I think the first part largely comes down to an agreement of the second part so I'm going to skip to that for the moment, if it doesn't resolve with the second issue remind me and I'll come back to it.
To the second part: say you have a positional input set in the game, e.g. "WASD" except which letters it actually is don't matter (because of either preference mapping or keyboard layout) just that they are positional inputs mapped to movement (up/left/down/right for your average WASD user), in such a case you also have positional support keys e.g. in an FPS commonly "action", "grenade", "strafe", "crouch", and so on. A sane default will usually have these all clustered together and laid out in a way the user can press common combinations easily (worth noting sane defaults aren't universal, what is good positioning for a particular binding in one game may be poor positioning in another that plays differently or has different mechanics) and a good game will allow these inputs to be remapped (be it for personal preference or accessibility). For the default mappings if you say "press F to pay respects" without an idea where "F" is because you don't have the keymap for the user either one of two things is going to happen when it's not the same as the developer's keymap:
1) You're using scancodes and the user actually needs to press "Q" or another random letter but you don't know how to tell them that because you don't have the keymap
2) You're using keycodes and the default mapping is completely garbage for the user. This will commonly lead to... 2a) The user goes to configure a custom positional mapping but because of 1) when they try to configure a custom mapping for the "Q" on their keyboard it shows "F" in the mapping (though works as expected) making custom mappings a PITA to configure.

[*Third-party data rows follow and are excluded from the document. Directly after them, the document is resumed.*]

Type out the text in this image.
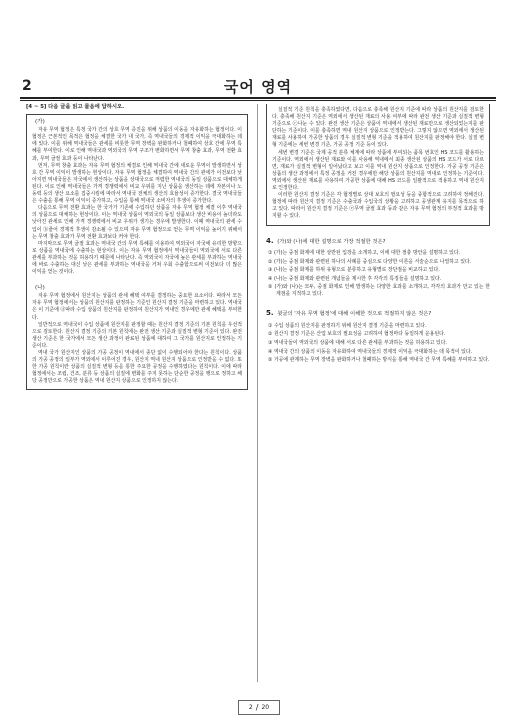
2	국어 영역
[4 ~ 5] 다음 글을 읽고 물음에 답하시오.
(가)

자유 무역 협정은 특정 국가 간의 상호 무역 증진을 위해 상품의 이동을 자유화하는 협정이다. 이 협정은 근본적인 목적은 협정을 체결한 국가 내 국가, 즉 역내국들의 경제적 이익을 극대화하는 데에 있다. 이를 위해 역내국들은 관세를 비롯한 무역 장벽을 완화하거나 철폐하여 상호 간에 무역 특혜를 부여한다. 이로 인해 역내국과 역외국의 무역 구조가 변화하면서 무역 창출 효과, 무역 전환 효과, 무역 굴절 효과 등이 나타난다.

먼저, 무역 창출 효과는 자유 무역 협정의 체결로 인해 역내국 간에 새로운 무역이 발생하면서 상호 간 무역 이익이 발생하는 현상이다. 자유 무역 협정을 체결하여 역내국 간의 관세가 이전보다 낮아지면 역내국들은 자국에서 생산하는 상품을 상대국으로 저렴한 역내국의 동일 상품으로 대체하게 된다. 이로 인해 역내국들은 가격 경쟁력에서 비교 우위를 지닌 상품을 생산하는 데에 자본이나 노동력 등의 생산 요소를 집중시킴에 따라서 역내국 전체의 생산의 효율성이 증가한다. 결국 역내국들은 수출을 통해 무역 이익이 증가하고, 수입을 통해 역내국 소비자의 후생이 증가한다.

다음으로 무역 전환 효과는 한 국가가 기존에 수입하던 상품을 자유 무역 협정 체결 이후 역내국의 상품으로 대체하는 현상이다. 이는 역내국 상품이 역외국의 동일 상품보다 생산 비용이 높더라도 낮아진 관세로 인해 가격 경쟁력에서 비교 우위가 생기는 경우에 발생한다. 이때 역내국의 관세 수입이 ⓑ줄어 경제적 후생이 감소될 수 있으며 자유 무역 협정으로 얻는 무역 이익을 높이기 위해서는 무역 창출 효과가 무역 전환 효과보다 커야 한다.

마지막으로 무역 굴절 효과는 역내국 간의 무역 특혜를 이용하여 역외국이 자국에 유리한 방향으로 상품을 역내국에 수출하는 현상이다. 이는 자유 무역 협정에서 역내국들이 역외국에 서로 다른 관세를 부과하는 것을 허용하기 때문에 나타난다. 즉 역외국이 자국에 높은 관세를 부과하는 역내국에 바로 수출하는 대신 낮은 관세를 부과하는 역내국을 거쳐 우회 수출함으로써 이전보다 더 많은 이익을 얻는 것이다.

(나)

자유 무역 협정에서 원산지는 상품의 관세 혜택 여부를 결정하는 중요한 요소이다. 따라서 모든 자유 무역 협정에서는 상품의 원산지를 판정하는 기준인 원산지 결정 기준을 마련하고 있다. 역내국은 이 기준에 ⓓ따라 수입 상품의 원산지를 판정하여 원산지가 역내인 경우에만 관세 혜택을 부여한다.

일반적으로 역내국이 수입 상품에 원산지를 판정할 때는 원산지 결정 기준의 기본 원칙을 우선적으로 검토한다. 원산지 결정 기준의 기본 원칙에는 완전 생산 기준과 실질적 변형 기준이 있다. 완전 생산 기준은 한 국가에서 모든 생산 과정이 완료된 상품에 대하여 그 국가를 원산지로 인정하는 기준이다.

역내 국가 원산지인 상품의 가공 공정이 역내에서 종단 없이 수행되어야 한다는 원칙이다. 상품의 가공 공정의 일부가 역외에서 이루어진 경우, 원산지 역내 원산지 상품으로 인정받을 수 없다. 또한 가공 원칙이란 상품의 실질적 변형 등을 통한 주요한 공정을 수행하였다는 원칙이다. 이에 따라 협정에서는 조립, 건조, 분류 등 상품의 실질에 변화를 주지 못하는 단순한 공정을 행으로 정하고 해당 공정만으로 가공한 상품은 역내 원산지 상품으로 인정하지 않는다.

실질적 기준 원칙을 충족하였다면, 다음으로 충족해 원산지 기준에 따라 상품의 원산지를 검토한다. 충족해 원산지 기준은 역외에서 생산된 재료의 사용 여부에 따라 완전 생산 기준과 실질적 변형 기준으로 ⓒ나눈 수 있다. 완전 생산 기준은 상품이 역내에서 생산된 재료만으로 생산되었는지를 판단하는 기준이다. 이를 충족하면 역내 원산지 상품으로 인정받는다. 그렇지 않으면 역외에서 생산된 재료를 사용하여 가공한 상품의 경우 실질적 변형 기준을 적용하여 원산지를 판정해야 한다. 실질 변형 기준에는 세번 변경 기준, 가공 공정 기준 등이 있다.

세번 변경 기준은 국제 공적 분류 체계에 따라 상품에 부여되는 품목 번호인 HS 코드를 활용하는 기준이다. 역외에서 생산된 재료와 이를 사용해 역내에서 최종 생산된 상품의 HS 코드가 서로 다르면, 재료가 실질적 변형이 일어났다고 보고 이를 역내 원산지 상품으로 인정한다. 가공 공정 기준은 상품의 생산 과정에서 특정 공정을 거친 경우에만 해당 상품의 원산지를 역내로 인정하는 기준이다. 역외에서 생산된 재료를 사용하여 가공한 상품에 대해 HS 코드를 일괄적으로 적용하고 역내 원산지로 인정한다.

이러한 원산지 결정 기준은 각 협정별로 상대 보호의 필요성 등을 종합적으로 고려하여 정해진다. 협정에 따라 원산지 결정 기준은 수출국과 수입국의 상황을 고려하고 공생관계 유지를 목적으로 하고 있다. 따라서 원산지 결정 기준은 ⓔ무역 굴절 효과 등과 같은 자유 무역 협정의 부정적 효과를 방지할 수 있다.

4. (가)와 (나)에 대한 설명으로 가장 적절한 것은?
① (가)는 중점 화제에 대한 상반된 입장을 소개하고, 이에 대한 절충 방안을 설명하고 있다.
② (가)는 중점 화제와 관련된 하나의 사례를 중심으로 다양한 이론을 서술순으로 나열하고 있다.
③ (나)는 중점 화제를 하위 유형으로 분류하고 유형별로 장단점을 비교하고 있다.
④ (나)는 중점 화제와 관련된 개념들을 제시한 후 각각의 특징들을 설명하고 있다.
⑤ (가)와 (나)는 모두, 중점 화제로 인해 발생하는 다양한 효과를 소개하고, 각각의 효과가 만고 있는 한계점을 지적하고 있다.
5. 윗글의 '자유 무역 협정'에 대해 이해한 것으로 적절하지 않은 것은?
① 수입 상품의 원산지를 판정하기 위해 원산지 결정 기준을 마련하고 있다.
② 원산지 결정 기준은 산업 보호의 필요성을 고려하여 협정마다 동일하게 운용된다.
③ 역내국들이 역외국의 상품에 대해 서로 다른 관세를 부과하는 것을 허용하고 있다.
④ 역내국 간의 상품의 이동을 자유화하여 역내국들의 경제적 이익을 극대화하는 데 목적이 있다.
⑤ 가공에 관계하는 무역 장벽을 완화하거나 철폐하는 방식을 통해 역내국 간 무역 특혜를 부여하고 있다.
2 / 20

The way keycodes help the developer in these instances are:
1) You can display the actual letter for the default mappings, regardless if the user's keymap matches yours/your assumptions 2) You can display the actual letter for custom rebinds both in config and gameplay 3) If the user changes from DVORAK to QWERTY neither the developer or the user need to change anything for it to keep the positions/display the right letters
.
Now can this be misused to break things? Absolutely, a bad developer could misunderstand when to use keycodes vs when to use scancodes and in turn recreate a the problem class from 1). At the same time on native apps I can't say I've ever run into that vs the deluge of games and apps with positional bindings (typically content creation) that assume I'm QWERTY and look for the keycode. As for Office desktop as an example the character bindings still follow the character, e.g. I press ctrl+v to paste (which would be ctrl+o on a QWERTY layout) even though it has the ability to query the keymap for positional shortcuts.
Edit: And the same applies to Edge, they shouldn't be let off the hook.